На Волге людно, а если не думать, куда дорога пролегает, то и весело: столько прибавилось всевозможных лодок, встречных и мимоходных, спешащих туда же, на Низ. А какое разнообразие купеческих лиц: монголы, булгары, хорезмийцы, тавризские, персидские, венецианские и генуэзские торговцы, армяне и греки, арабы и евреи! Глядя на благодушных торговцев, подумаешь, пожалуй, что не бывает на свете ни войн, ни моров; будто из одного рая в другой путешествуют вечные гости.

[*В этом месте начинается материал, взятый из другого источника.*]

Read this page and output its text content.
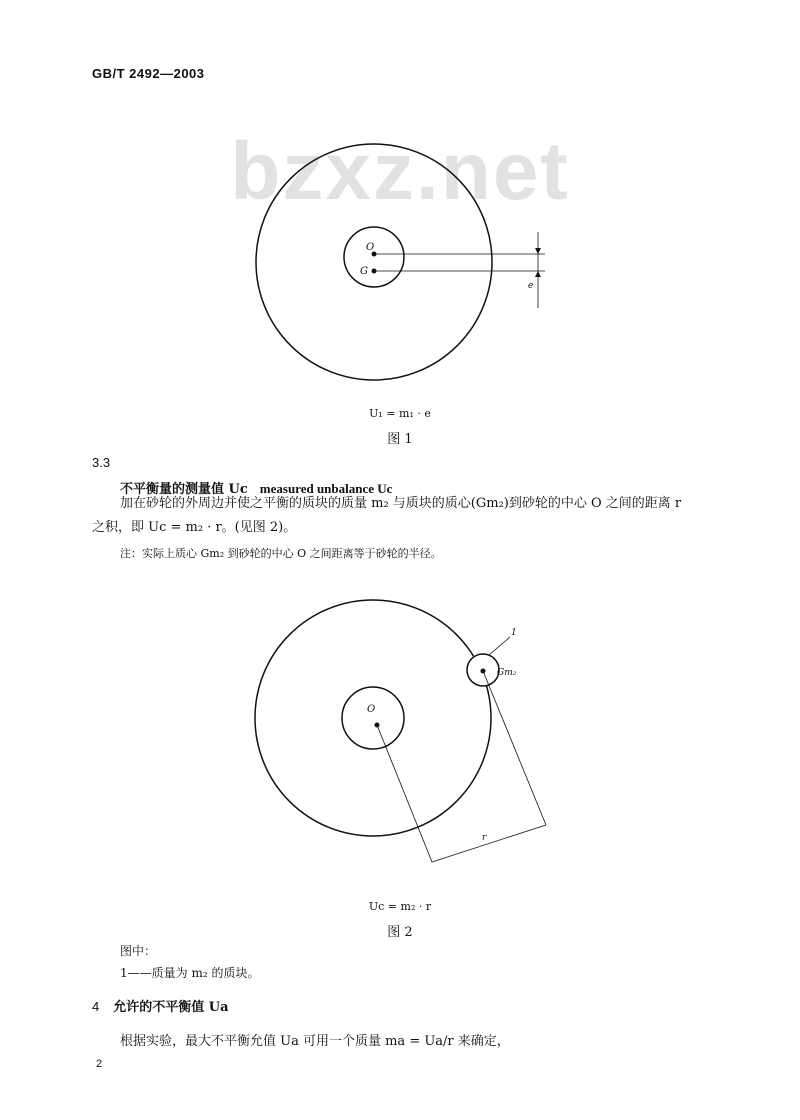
GB/T 2492—2003
bzxz.net
O
G
e
U₁ = m₁ · e
图 1
3.3
不平衡量的测量值 Uc measured unbalance Uc
加在砂轮的外周边并使之平衡的质块的质量 m₂ 与质块的质心(Gm₂)到砂轮的中心 O 之间的距离 r
之积，即 Uc = m₂ · r。(见图 2)。
注：实际上质心 Gm₂ 到砂轮的中心 O 之间距离等于砂轮的半径。
O
Gm₂
1
r
Uc = m₂ · r
图 2
图中：
1——质量为 m₂ 的质块。
4 允许的不平衡值 Ua
根据实验，最大不平衡允值 Ua 可用一个质量 ma = Ua/r 来确定，
2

Скоро к Волге прибавится Кама, объясняли Дмитрию, и тут уже начинаются мусульманские, то бишь бесерменские земли. Тут обитают волжские булгары, царство некогда богатое и сильное. Раньше, говорят, булгары жили не здесь, а в степи между Каспийским и Черным морями. Но после того как обосновались в тех краях хазары, булгарские племена принуждены были уйти со своей родины: меньшая часть подалась на Балканы, где смешалась со славянами, приняв их язык и обычай, а большинство поднялось вверх по Волге, до устья Камы. Поставили города, обжили богатые лесные угодья, распахали землю. Хорошо тут рожала пшеница, обильно тек в кадки бортный мед, местные купцы разведали северные речные пути, и вскоре царство Булгар прославилось как хлебная житница и крупнейший меховой рынок. Тогда-то, еще до нашествия Чингисхана, зачастили сюда проповедники ислама, появились в булгарских городах мечети из тесаного известняка, каменные бани с фонтанами и бассейнами. Безбедно жили булгары. В «Повести временных лет» сказано, что самого Владимира Святославича Киевского подивили когда-то тем, что все ходят в сапогах, не только знатные, но и простой люд.

По-разному соседствовали с Булгаром великие владимирские князья: то мирно, то раздорно. У Андрея Боголюбского и жена была булгарка, и каменотесов булгарских он будто бы к себе в Боголюбов и во Владимир приглашал, но случались годы размирий. Не раз и не два ходила Русь на соседей, досаждали они тем, что зарились на лесные богатства Севера, а Север Русь издавна считала своим. И походы, как правило, заканчивались успешно. Булгары не любят встречать врага в чистом поле, привыкли отсиживаться за городскими стенами. Но научились их и из-за стен доставать — и при том же Андрее, и при Всеволоде, и при детях его.

Булгары первыми испытали на себе силу Чингисхановых полчищ. И держались поначалу крепко, целых четыре года не подпускали татар к главным своим городам. Знать бы наперед, как бы тогда надо было помочь булгарам.

А теперь они — такие же, как и Русь, улусники и данники Золотой Орды. Правда, с тех пор, как ханы сами стали переходить в мусульманскую веру, в Сарае много помягчели к булгарам. Вновь расцвели, обстроились здешние города. Вновь зачастили добытчики и купцы в верховья Камы и Вятки, а то и в Подвинье, на Мезень с Печорой, за мягким грузом северных мехов.